In vitro fertilization, which is used in women whose fallopian tubes are missing or blocked and who therefore cannot conceive, involves the removal of an egg from the woman's ovary and the union of the egg with the father's spern "in vitro"--in a glass dish. The fertilized egg is then implanted in the mother.
The debate about the Australian advance of in vitro fertilization, better known by its misnomer as the making of "test tube babies," began shortly after a medical team in Melbourne announced May 2 that it had successfully implanted a previously frozen and stored embryo in a human being for the first time. The announcement said the mother was 14 weeks pregnant with an apparently healthy fetus.
The team is prepared to implant more stored embryos in mothers who cannot conceive naturally. At least 35 other human embryos remain frozen in liquid nitrogen at Melbourne's Queen Victoria Medical Center.
Dr. LeRoy Walters, director of the Center for Bioethics at Georgetown University's Kennedy Institute of Ethics, said Monday he knows of no program in the United States in which embryos are frozen. Pointing out that "a good record of safety has developed" in the freezing and thawing of certain animal embryos, he added that "one simply doesn't know for sure what the safety record will be for human embryos."
The ability to freeze and store fertilized eggs can reduce the number of repeat steps in in vitro fertilization, where it is often necessary to make several implantations before pregnancy is achieved, U.S. researchers said after the Australian announcement.
Meanwhile, a week after the frozen fertilized egg announcement, doctors in Adelaide announced that a local woman was expecting the world's first test-tube triplets next month.
Since the first test tube baby was born in Britain in July 1978, about 150 children, including a set of twins, have been conceived though the process.

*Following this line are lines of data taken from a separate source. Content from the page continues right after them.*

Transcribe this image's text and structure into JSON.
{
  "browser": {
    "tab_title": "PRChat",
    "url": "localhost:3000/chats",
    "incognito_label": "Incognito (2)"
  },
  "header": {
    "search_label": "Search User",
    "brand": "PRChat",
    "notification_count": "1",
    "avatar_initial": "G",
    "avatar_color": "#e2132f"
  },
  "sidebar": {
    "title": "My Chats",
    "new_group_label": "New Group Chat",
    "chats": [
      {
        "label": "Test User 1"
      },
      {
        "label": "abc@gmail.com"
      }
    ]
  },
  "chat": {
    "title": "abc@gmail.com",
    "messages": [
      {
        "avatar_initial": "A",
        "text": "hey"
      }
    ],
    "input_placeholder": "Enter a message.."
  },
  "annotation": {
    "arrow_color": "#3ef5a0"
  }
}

Nevertheless, the latest development in Melbourne caught Australians by surprise.
A senior judge of Australia's Family Court warned that the legal system was unprepared for many of the potential problems raised by in vitro fertilization, particularly frozen embryos. He said it now was legally possible for such embryos to be bought, sold and even destroyed.

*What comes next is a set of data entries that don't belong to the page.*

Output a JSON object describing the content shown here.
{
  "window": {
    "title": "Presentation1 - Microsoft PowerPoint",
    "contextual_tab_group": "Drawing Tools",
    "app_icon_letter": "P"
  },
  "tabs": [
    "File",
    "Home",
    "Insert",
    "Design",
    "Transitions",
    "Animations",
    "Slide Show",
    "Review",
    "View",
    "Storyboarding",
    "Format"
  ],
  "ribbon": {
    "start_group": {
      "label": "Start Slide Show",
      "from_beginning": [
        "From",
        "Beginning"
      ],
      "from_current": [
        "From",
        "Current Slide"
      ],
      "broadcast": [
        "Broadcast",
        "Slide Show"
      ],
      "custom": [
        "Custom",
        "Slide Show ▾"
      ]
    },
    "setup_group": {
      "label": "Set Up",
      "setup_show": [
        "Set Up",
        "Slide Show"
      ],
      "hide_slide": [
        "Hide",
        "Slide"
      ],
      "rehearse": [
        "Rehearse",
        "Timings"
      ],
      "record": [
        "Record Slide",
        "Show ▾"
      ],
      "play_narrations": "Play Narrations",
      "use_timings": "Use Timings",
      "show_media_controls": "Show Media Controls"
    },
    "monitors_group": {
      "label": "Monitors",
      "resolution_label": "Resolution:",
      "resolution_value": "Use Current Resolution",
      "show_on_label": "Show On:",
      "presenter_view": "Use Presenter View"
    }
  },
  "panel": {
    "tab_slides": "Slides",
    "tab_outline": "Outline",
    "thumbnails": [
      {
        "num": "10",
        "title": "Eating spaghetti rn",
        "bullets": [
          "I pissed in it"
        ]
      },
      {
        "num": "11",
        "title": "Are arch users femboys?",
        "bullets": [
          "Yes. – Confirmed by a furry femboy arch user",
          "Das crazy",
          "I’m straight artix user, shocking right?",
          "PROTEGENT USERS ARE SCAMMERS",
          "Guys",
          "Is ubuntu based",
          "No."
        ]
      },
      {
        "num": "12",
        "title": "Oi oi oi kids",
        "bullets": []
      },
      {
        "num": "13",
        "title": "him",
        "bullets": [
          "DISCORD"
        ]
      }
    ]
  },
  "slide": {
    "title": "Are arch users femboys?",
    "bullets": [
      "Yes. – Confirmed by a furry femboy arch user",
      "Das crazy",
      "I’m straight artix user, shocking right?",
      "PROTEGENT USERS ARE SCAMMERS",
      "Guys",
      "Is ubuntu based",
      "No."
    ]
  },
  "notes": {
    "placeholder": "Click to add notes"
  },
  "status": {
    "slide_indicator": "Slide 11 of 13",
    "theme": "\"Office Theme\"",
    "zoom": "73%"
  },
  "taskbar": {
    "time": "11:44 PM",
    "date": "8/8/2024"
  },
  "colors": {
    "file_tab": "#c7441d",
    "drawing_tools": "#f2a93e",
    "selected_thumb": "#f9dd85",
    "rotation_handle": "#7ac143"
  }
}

He envisaged legal tangles on the "disposition of the embryo" if the parents of a frozen egg decided to separate. This might require courts to decide whether the embryo was "property," in which case the wishes of the legal owner would prevail, or a custody problem, meaning that the court could consider the welfare of the child.
Dr. Alan Trounson, scientific director of the program that froze the embryo, noted that women whose embryos had been stored could later become medically unfit for pregnancy. "What do we do" then? he asked, according to the Canberra Times newspaper. "We cannot force parents to have them."
The Australian raised other potential dilemmas editorially. "What happens if the embryo is damaged during the freezing or thawing?" it asked. "If a resulting child were deformed, could the child or its parents claim compensation, and from whom?"
A committee named by the Victoria state government to study ethical aspects of in vitro fertilization is expected to deal with frozen embryos.
In the United States, the Department of Health and Human Services bans federal funds for in vitro research and human use of the in vitro method. A 1978 report from the department's Ethics Advisory Board found such laboratory research and human use of the method ethically "acceptable." The department has not acted on this.
Roman Catholic reaction to in vitro fertilization is negative, said the Rev. Edward Bryce of the Office of Pro-Life Activities of the National Catholic Conference.
Rabbi Seymour Siegel, a professor of ethics and theology on leave from the Jewish Theological Seminary in New York, said Jews "are generally in favor of such procedures" because "it makes it possible for childless persons to have children." Main-line Protestant churches, still studying the issue, have not taken a stand against it, The Rev. Arleon Kelly, assistant general secretary of the National Council of Churches, said.